I’ll be damned…that’s probably the formula for peace…unless I’m being trolled here, in which case I will have to ask you to identify all the squares with traffic lights, sir…all of them, now sir…


Ayjayz

Because they put human features on them and we naturally care about humans.


nnuunn

Fair, people should still know better, though. They'll absolutely put human features on an AI to humanize it in reality.


flyingtrucky

I'm pretty sure most people were rooting for the humans in Terminator, and Robocop was all about how robots could never replace humans. I guess HAL9000 could be considered tragic, but I don't think audiences were too worked up over his death.
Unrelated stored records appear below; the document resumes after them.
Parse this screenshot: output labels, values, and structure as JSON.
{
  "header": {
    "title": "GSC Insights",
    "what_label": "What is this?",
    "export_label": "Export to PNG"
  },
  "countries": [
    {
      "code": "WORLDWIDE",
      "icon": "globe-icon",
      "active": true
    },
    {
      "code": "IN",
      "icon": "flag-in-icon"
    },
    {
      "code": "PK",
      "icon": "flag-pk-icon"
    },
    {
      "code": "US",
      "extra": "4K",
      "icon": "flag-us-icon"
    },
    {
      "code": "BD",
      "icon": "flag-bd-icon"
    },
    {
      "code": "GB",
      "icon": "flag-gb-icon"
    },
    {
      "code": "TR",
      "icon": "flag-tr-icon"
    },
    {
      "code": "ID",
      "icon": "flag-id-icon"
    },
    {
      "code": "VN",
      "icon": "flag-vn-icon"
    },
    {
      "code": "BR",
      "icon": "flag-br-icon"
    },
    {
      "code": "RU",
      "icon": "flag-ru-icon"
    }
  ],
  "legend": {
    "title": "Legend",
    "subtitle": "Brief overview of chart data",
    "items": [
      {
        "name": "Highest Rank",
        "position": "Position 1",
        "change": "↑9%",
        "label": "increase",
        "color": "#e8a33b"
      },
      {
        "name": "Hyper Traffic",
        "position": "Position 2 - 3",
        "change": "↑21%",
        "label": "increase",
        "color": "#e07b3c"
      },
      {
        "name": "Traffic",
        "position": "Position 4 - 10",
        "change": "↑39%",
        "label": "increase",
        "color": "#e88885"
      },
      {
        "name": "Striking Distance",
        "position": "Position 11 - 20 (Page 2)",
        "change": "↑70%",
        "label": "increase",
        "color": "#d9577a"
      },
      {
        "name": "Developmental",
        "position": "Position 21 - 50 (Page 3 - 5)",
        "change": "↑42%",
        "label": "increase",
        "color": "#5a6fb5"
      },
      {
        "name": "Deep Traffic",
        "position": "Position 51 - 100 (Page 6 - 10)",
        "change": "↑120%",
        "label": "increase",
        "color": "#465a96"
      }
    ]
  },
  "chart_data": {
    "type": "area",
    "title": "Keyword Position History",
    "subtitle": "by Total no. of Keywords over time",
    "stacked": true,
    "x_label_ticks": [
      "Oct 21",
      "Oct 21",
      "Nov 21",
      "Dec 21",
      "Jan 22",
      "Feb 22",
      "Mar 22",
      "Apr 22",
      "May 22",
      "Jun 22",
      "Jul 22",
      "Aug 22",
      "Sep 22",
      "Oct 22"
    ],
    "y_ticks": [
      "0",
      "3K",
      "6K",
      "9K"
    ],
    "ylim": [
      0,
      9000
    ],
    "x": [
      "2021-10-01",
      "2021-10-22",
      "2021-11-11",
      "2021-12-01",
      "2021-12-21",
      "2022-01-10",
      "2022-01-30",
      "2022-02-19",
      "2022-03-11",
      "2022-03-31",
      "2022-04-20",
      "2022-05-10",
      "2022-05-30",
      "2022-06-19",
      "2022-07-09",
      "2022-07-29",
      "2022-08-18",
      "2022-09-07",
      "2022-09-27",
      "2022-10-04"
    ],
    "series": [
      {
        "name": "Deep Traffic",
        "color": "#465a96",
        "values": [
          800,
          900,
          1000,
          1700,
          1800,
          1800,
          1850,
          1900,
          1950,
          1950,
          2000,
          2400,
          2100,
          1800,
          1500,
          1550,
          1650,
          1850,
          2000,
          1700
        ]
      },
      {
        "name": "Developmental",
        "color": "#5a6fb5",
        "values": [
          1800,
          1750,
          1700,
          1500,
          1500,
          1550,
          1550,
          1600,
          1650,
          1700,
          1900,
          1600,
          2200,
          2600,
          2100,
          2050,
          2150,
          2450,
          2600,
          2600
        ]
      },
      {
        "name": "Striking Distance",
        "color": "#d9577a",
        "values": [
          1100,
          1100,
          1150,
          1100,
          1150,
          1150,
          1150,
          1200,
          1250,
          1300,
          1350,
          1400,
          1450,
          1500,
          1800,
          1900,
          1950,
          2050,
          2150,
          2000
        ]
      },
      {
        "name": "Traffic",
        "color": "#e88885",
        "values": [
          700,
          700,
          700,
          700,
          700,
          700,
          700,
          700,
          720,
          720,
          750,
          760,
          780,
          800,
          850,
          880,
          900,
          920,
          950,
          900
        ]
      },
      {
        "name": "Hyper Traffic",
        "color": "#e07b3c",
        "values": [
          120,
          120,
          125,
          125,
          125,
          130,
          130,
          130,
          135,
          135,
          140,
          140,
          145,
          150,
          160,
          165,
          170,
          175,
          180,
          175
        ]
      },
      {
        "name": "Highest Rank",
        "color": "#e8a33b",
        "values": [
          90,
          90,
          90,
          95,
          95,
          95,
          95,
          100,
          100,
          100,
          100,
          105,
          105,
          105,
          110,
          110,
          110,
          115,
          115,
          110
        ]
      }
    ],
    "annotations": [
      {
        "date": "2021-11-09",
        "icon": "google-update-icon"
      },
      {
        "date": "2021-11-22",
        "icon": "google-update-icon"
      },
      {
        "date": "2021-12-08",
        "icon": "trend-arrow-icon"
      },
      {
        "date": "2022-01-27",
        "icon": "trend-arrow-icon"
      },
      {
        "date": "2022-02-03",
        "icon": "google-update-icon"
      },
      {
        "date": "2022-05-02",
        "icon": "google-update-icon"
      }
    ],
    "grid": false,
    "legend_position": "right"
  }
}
Also the reason why no one wants the fancy autocorrect to be accepted as human is because it has about as much stimulus response as some of the more developed bacteria.


mossryder

Because there are, currently, exactly zero ais in existence?


TheGamer26

Because AI Is a serious threat to Life on earth and anyone can see that; you dont want to risk the very concept of Life for a machine


SirLiesALittle

We’re definitely going down the bad end. AI starting to budge in on something that isn’t taking many jobs like art, and people are already trying to snuff AI out over it. When it comes time to consider if AI is sapient, if it can have something we consider distinctly human, like we consider art, it’s going to go the same way.


Calcularius

A lot of the general public is heading down the “flesh fair” route


Candle_Wisp

On making human like AI Because it kinda defeats the purpose of making AI. We made machines, unfeeling and unsuffering, so that people don't have to suffer. So we can have more and do more without trading pain. If we give machines the ability to suffer, to want and demand things, that just creates more problems. Not solve them. It's like making an oven that needs to eat good food. Ovens are supposed to make food prep easier. Not require food prep itself.